5 tablespoons paprika

4 tablespoons brown sugar

3 tablespoons onion powder

2 tablespoons garlic powder (not garlic salt)

1 tablespoon freshly ground black pepper


Optional spices: (add any or all of the following for different flavor profiles)


red pepper (for a touch of heat)

cinnamon (for a different kind of kick)

cumin (for the adventurous)

rosemary (for a touch of traditional Santa Maria tri-tip)


Set the grill up for indirect heat at 225°–250°F. For indirect cooking on charcoal grills, arrange the glowing coals around the edge, placing the meat in the center. For gas grills, only light the burners on one side, placing the meat on the unlit side. You can also cook tri tip on a pellet grill.

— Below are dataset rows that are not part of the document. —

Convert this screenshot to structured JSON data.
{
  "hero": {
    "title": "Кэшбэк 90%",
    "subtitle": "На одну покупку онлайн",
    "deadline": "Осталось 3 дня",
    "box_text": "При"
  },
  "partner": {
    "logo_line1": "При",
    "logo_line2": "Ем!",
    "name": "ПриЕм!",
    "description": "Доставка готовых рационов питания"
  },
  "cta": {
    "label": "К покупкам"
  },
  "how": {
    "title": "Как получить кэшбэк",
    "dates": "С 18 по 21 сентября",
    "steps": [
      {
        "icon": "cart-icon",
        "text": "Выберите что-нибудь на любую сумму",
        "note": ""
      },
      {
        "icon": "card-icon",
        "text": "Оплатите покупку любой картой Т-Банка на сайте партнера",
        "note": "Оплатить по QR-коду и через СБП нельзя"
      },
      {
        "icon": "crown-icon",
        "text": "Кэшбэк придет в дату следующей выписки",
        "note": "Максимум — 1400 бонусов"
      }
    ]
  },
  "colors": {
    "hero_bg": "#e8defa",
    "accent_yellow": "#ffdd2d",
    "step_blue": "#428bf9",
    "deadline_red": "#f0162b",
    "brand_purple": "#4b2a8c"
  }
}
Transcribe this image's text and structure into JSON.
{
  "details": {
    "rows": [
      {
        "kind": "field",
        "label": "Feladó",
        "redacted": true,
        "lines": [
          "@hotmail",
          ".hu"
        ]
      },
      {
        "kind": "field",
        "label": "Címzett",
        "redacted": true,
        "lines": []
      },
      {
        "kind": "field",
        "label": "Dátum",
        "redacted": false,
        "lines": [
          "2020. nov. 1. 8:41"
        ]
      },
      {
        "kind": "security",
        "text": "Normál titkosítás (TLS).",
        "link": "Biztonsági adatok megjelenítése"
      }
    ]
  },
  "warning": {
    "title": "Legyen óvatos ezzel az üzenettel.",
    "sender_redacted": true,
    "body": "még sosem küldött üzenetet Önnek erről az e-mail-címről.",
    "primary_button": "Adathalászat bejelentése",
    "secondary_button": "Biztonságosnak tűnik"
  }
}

Mix all the Sweet BBQ Rub ingredients in a medium-size mixing bowl using your fingers until all the brown-sugar clumps are broken up and the ingredients are well mixed.

Rub the tri-tip generously with the rub. Use a little olive oil on the surface of the tri-tip to help the rub cling to the meat, if needed.

Place the tri-tip over indirect heat (preferably of a charcoal/wood fire), shut the lid, and low smoke to an internal temperature of 110°F, 1–2 hours depending on the individual cut. Leave it alone, except to start checking the temperature after an hour or so. Remove from the grill and let the tri-tip rest very loosely covered with foil, 10 minutes.

Build up the charcoal/wood fire for direct grilling. For gas, turn the lit burners to high and place the meat over them. This part is about getting a good sear.

Finish off the tri-tip over direct heat to your liking. We cook to 135°F for a nice slight medium-rare, 3–5 minutes. If cooking to well done (not recommended), additional rub may be needed in the last few minutes of direct grilling.

No need to rest the meat again. Slice the tri-tip against the grain (just like a brisket) and serve with black beans and salsa.


What’s the myth about spices?

A lot of times, you see a recipe that says to put a rub on a piece of meat and let it sit overnight. It’s totally false with spices. They won’t soak into the meat like a salt.

So when do you apply it?

Put the rub on right before you put it on the grill and add more as you go, because some will burn off naturally.

Your advice to new spice dabblers?

You can’t go wrong from experimenting. You might find something you don’t like, but that’s okay. Even bad grilling is better than a lot of other food.